Cowboy Duds For the Mild, Mild West

These cowboy boots are made for walking, except, whoa, Nellie, they’re not really cowboy boots --they’re cowboy shoes .

Cut very close to the ankle, the new cowboy shoes are much, much shorter than a regular boot, but they do retain the traditional Western styling of contrasting stitching on the leather and the cowboy boot shape. Some even have filigreed toe and heel tips or little stirrup rings.

“Our cowboy shoes are very popular with the customer,” says Ted Rogoff of the Shoe and Clothing Connection Boutique in Encino, where the cowboy shoes sell for between $107 and $270. “It’s just a fresh look, exciting to see.
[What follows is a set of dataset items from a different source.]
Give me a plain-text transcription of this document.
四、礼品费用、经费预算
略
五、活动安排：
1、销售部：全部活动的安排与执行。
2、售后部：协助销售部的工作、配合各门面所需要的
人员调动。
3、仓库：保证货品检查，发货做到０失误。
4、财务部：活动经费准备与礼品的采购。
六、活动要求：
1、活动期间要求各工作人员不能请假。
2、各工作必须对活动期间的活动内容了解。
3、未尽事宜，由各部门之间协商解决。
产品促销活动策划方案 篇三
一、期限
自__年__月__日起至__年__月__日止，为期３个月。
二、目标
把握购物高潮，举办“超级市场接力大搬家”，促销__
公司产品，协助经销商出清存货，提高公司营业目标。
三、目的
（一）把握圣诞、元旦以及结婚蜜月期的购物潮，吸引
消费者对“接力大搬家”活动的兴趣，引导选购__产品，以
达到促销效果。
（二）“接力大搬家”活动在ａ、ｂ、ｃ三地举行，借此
It’s definitely a casual look. It goes real well with jeans, pants or long, swirl skirts. People like the comfort.”

“If you wear them tucked under jeans or dressy leather pants, it gives the effect that you’re wearing a boot--but you’re really not. And it’s a good sturdy walking shoe,” says Lyn Fleming, marketing manager for Sasha of London, which has outlets in Woodland Hills Promenade, Topanga Plaza and two in Sherman Oaks, and sells the cowboy shoes for between $78 and $85.


“I think Californians always go for the Western look,” Fleming continues. “Even when it’s 100 degrees out in the Valley, you see girls wearing the cowboy shoes with minis and little ankle socks. It’s a cute look.”

Sarah Folger is one young woman who wants to get a pair of the cowboy shoes to go with her work jeans. “It’s a contrast to what I have to wear to the office all day. Plus, I don’t want to make a commitment to full cowboy boots--they’re just too hot on the leg.”